NPR's 'Extremism' Reporter Finds New Way to Blame Right, Ignore Left-Wing Terror

May 29th, 2026 1:36 PM

After the deadly shooting at a San Diego mosque, National Public Radio’s “extremism correspondent” Odette Yousef was back on her beat with a new angle against the sole class that she actually considers extremists: The “far right.” She examined the teenager killers’ “manifesto” and found a new victim class: “For far-right extremists, the rise of a new enemy: Women.”

Evidence tied to last week's deadly attack on a California mosque illustrates a violent ideology and playbook that is all too familiar to counterterrorism and extremism experts. A 75-page typewritten document, attributed to the teenage suspects, and a livestreamed video showing the attack show extensive grounding in far-right, neo-Nazi thinking.

Yousef, whose beat reporting is notorious for only finding extremism on the right while denying or ignoring its clear presence among left-wing killers, believed she found a new angle.

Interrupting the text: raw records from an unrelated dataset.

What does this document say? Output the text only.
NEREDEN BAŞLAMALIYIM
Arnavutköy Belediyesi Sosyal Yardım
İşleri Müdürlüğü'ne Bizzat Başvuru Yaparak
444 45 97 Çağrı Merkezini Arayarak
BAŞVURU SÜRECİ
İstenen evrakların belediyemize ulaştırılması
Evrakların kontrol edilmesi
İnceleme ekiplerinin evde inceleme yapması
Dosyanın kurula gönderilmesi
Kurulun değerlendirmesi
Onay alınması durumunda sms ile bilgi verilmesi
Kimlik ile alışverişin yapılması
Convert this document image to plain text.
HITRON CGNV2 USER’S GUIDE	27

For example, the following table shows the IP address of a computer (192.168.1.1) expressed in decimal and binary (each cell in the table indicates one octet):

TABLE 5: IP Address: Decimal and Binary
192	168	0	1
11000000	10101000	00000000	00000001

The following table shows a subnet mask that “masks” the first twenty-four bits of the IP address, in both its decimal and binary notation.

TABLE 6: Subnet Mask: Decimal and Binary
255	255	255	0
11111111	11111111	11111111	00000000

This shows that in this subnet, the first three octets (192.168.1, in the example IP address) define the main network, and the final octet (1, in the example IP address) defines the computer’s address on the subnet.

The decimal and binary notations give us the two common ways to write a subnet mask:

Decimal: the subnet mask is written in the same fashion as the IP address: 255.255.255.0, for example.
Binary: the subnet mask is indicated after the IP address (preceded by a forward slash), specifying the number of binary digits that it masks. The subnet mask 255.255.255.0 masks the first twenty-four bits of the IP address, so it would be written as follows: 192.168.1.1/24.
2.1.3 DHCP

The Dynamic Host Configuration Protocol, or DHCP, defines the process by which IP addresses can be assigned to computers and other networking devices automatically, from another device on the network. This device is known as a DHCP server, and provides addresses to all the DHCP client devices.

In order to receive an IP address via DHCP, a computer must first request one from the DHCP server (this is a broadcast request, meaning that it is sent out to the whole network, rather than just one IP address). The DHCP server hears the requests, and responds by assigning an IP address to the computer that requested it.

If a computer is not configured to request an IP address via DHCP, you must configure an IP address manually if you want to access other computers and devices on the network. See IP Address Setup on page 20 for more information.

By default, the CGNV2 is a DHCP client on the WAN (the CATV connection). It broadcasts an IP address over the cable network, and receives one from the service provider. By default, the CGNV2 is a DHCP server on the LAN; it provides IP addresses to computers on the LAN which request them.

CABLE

But one facet of the ideology behind this attack has, so far, been left out of much mainstream coverage.

"He just flat out says he hates women and that they're the devil and they're destroying everything. And this is an important thing, because that kind of misogyny did not exist in white supremacist circles, say, 10, 15 years ago," said Heidi Beirich, co-founder of the Global Project Against Hate and Extremism. Beirich was referring to the first part of the written document, authored by one of the two suspects.

Yousef’s source grasped around for examples “of misogynistic conspiracism," including the old "Gamergate" controversy.

Yousef herself glided easily from the mosque shooting to attacks on “inclusive agenda,” including the current rage of alphabet identity:

This panic over the "feminization" of society also plays a role in the extreme hostility toward LGBTQ+ people, and to inclusive agendas, said DiBranco.

"What's basically at stake at the core is they feel like they had a system in which cisgender white men were supreme and had unshaken dominance. And now these other forces, what they call 'cultural degeneracy,' are undermining that control that they felt … they had and that they felt … they had a right to," she said.

While the primacy of anti-women, or anti-feminist, conspiracism stands out to extremism experts, the attack at the mosque in San Diego has otherwise followed a predictable pattern. In fact, even as some conservative voices on social media falsely claimed that it was "staged," evidence so far suggests that the attack is one of the most ideologically clear-cut to have taken place in recent years.

A shame Yousef can find no examples of "ideologically clear-cut" left-wing terror. Has she run a story fretting over the many Democratic voters who claim the multiple attempts on President Trump’s life, including the last one that ended the White House Correspondents Association Dinner, were staged? NPR archives suggest no.

Under the subhead “Turning a blind eye to far-right violence,” she suggested Trump was unfairly targeting left-wing and Islamic ideologies.

This month, the White House released the 2025 United States Counterterrorism Strategy document, outlining its priorities and approach to protecting the homeland. It highlights three major terrorist threats to the U.S.: narcoterrorists, Islamist terrorists and violent left-wing extremists. Nowhere does the document mention far-right, neo-Nazi or white supremacist threats.

Give the attempts by leftists on Trump’s life, the murder of conservative spokesman Charlie Kirk, multiple examples of shootings by transgenders, and the constant threats against Jews in America by Islamists and others, it seems like attention to those threats is overdue.

In addition to the omission of far-right terrorism, the document's mention of "violent secular political groups" that are "radically pro-transgender" and of political movements like the Muslim Brotherhood have raised eyebrows.

"I'm not sure … why gender should factor into a counterterrorism strategy, but there it is," Clarke said.

Why not "gender"? The Nashville school shooter that killed six people, including three children, identified as transgender, for one, as have others recent killers. And the Egypt-based Muslim Brotherhood is not a benign “political movement” but whose branches supports terrorists like Hamas.

Amidst the violence, NPR took time to whine about Republican partisanship, citing Biden's name appearing seven times in a Trump anti-terror strategy document.